By Daniel Trotta
(Reuters) – It was a bittersweet reunion in America for two Afghan brothers who have fled violence and threats in their country.
Sayed Abdul Wase Majidi, whose work as a translator for the U.S. military could make him a Taliban target in his homeland, landed late Thursday at Sacramento airport after being airlifted from Kabul and then going through U.S. government processing at Fort Lee, a military base in Virginia. He had to leave his mother, a brother, and two nephews behind.
Majidi was among 200 Afghans the United States brought out a week ago in an effort to protect translators and others who risk Taliban retaliation because they or their relatives helped the U.S. military in a 20-year Afghanistan campaign that is now winding down.
Majidi was met Thursday by another brother, Sayad Khalil Majidi, who arrived in Sacramento two years ago. Sayad Khalil Majidi, who is the older brother, said he was once a technician for Afghanistan’s Tolo TV, the country’s largest private broadcaster.
He fled, first to Turkey, after a Taliban suicide bomber rammed his car into a bus carrying Tolo employees in 2016, killing seven journalists. The Taliban said Tolo was producing propaganda for the U.S. military and Western-backed Afghan government.
The older Majidi stared intently at the staircase where arriving passengers descended Thursday night. When the younger brother finally arrived, they engaged in a subdued embrace.
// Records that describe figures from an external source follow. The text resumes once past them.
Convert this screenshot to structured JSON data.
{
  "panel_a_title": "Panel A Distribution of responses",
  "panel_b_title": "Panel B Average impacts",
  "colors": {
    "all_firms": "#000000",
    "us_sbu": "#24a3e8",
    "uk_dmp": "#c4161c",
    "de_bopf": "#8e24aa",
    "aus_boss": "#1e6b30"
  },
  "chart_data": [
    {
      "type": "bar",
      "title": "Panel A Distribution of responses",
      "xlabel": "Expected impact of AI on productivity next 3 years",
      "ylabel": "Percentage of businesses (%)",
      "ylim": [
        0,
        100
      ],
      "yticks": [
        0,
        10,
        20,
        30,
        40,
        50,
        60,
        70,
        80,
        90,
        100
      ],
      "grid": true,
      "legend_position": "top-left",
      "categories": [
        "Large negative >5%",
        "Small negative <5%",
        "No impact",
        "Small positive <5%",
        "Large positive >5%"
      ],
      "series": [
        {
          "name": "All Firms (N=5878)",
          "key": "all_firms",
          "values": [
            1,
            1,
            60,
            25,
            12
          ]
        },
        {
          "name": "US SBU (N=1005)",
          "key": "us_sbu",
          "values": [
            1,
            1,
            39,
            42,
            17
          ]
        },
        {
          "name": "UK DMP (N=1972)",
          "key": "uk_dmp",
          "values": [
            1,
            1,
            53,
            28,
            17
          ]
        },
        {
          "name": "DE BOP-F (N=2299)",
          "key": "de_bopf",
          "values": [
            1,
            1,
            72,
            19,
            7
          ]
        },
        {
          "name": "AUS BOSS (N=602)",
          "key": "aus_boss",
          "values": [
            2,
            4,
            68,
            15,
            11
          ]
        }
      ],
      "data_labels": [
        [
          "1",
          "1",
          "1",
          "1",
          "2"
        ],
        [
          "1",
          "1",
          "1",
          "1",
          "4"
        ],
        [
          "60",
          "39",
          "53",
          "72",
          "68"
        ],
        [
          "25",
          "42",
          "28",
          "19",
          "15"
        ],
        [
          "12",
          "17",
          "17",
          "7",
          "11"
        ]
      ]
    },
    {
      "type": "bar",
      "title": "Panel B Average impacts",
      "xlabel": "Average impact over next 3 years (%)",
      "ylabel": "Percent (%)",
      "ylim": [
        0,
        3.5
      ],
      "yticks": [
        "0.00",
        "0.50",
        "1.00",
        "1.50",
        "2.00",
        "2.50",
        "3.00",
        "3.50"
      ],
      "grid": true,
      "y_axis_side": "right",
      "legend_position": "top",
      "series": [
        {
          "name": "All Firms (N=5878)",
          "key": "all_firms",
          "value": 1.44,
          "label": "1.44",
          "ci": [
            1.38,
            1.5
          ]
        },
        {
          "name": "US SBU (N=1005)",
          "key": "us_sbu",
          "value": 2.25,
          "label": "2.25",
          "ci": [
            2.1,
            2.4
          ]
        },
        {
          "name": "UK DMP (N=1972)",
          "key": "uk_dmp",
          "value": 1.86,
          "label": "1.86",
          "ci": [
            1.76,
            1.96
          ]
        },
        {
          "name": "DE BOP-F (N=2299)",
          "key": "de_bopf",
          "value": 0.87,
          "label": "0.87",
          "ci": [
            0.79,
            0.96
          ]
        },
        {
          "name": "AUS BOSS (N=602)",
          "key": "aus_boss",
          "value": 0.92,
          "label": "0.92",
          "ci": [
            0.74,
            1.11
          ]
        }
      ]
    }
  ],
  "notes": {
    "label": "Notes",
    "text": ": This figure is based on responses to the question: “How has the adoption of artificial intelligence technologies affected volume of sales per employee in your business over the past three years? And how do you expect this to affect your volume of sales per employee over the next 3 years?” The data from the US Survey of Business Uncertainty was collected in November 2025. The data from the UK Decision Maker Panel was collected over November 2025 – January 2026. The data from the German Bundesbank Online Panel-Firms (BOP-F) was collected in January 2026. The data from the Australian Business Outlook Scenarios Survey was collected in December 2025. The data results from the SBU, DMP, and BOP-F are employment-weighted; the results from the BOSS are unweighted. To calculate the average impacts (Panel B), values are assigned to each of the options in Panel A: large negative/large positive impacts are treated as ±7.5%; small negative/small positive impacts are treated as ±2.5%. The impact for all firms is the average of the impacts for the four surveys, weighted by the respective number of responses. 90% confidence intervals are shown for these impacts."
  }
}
The older Majidi’s two sons and Mohammad Safa, a childhood friend who also had worked as an interpreter for the U.S. military, soon joined with more exuberant greetings.
“I am very thankful, but unfortunately my brother and my two nephews are in Afghanistan. It is very concerning,” Sayad Khalil Majidi said in a telephone interview Friday. “All of these people know my brother was working with the United States as a translator. The people who worked for the U.S. Army and the others, the U.K. army, they are in danger for themselves and their families.”
The younger Majidi also expressed concern for family members left behind. And he was looking to his future in the Sacramento area, home to one of the larger Afghani expatriate communities.
“I have to actually find a job, like other people,” Majidi said in a telephone interview Friday. “I don’t know. It depends on how you actually find a job here.”
The evacuation of U.S.-affiliated Afghans comes as the United States plans to withdraw its forces by the end of this month, and as Afghan government forces struggle against Taliban advances. The Taliban captured the Afghan provincial capital Zaranj in Nimroz province on Friday in what a local police spokesman attributed to a lack of reinforcements.
As a young man, Sayed Abdul Wase Majidi and his friends passed the time in Kabul playing soccer. He was among a group that decided to take one of the few jobs available, as an interpreter for the Americans.
“When we graduated from school, we had nothing to do,” he said. “I was working as an interpreter. I have never been a politician or a part of any party.”
Certain Afghans are being granted Special Immigrant Visas (SIV) entitling them to bring their spouses and children, but not parents and siblings. Sayed Abdul Wase Majidi left alone.
As many as 50,000 or more people ultimately could eventually be evacuated in “Operation Allies Refuge,” the airlift of SIV applicants. The SIV program has been plagued by long processing times and bureaucratic knots that led to a backlog of some 20,000 applications. The State Department has added staff to handle them.
Around 75,000 other Afghans have been resettled in the United States in the last decade, Defense Secretary Lloyd Austin said in a recent statement, adding there is a “moral obligation” for the country “to help those who have helped us.”
Congress created the first SIV programs in 2006 for Iraqi and Afghan interpreters.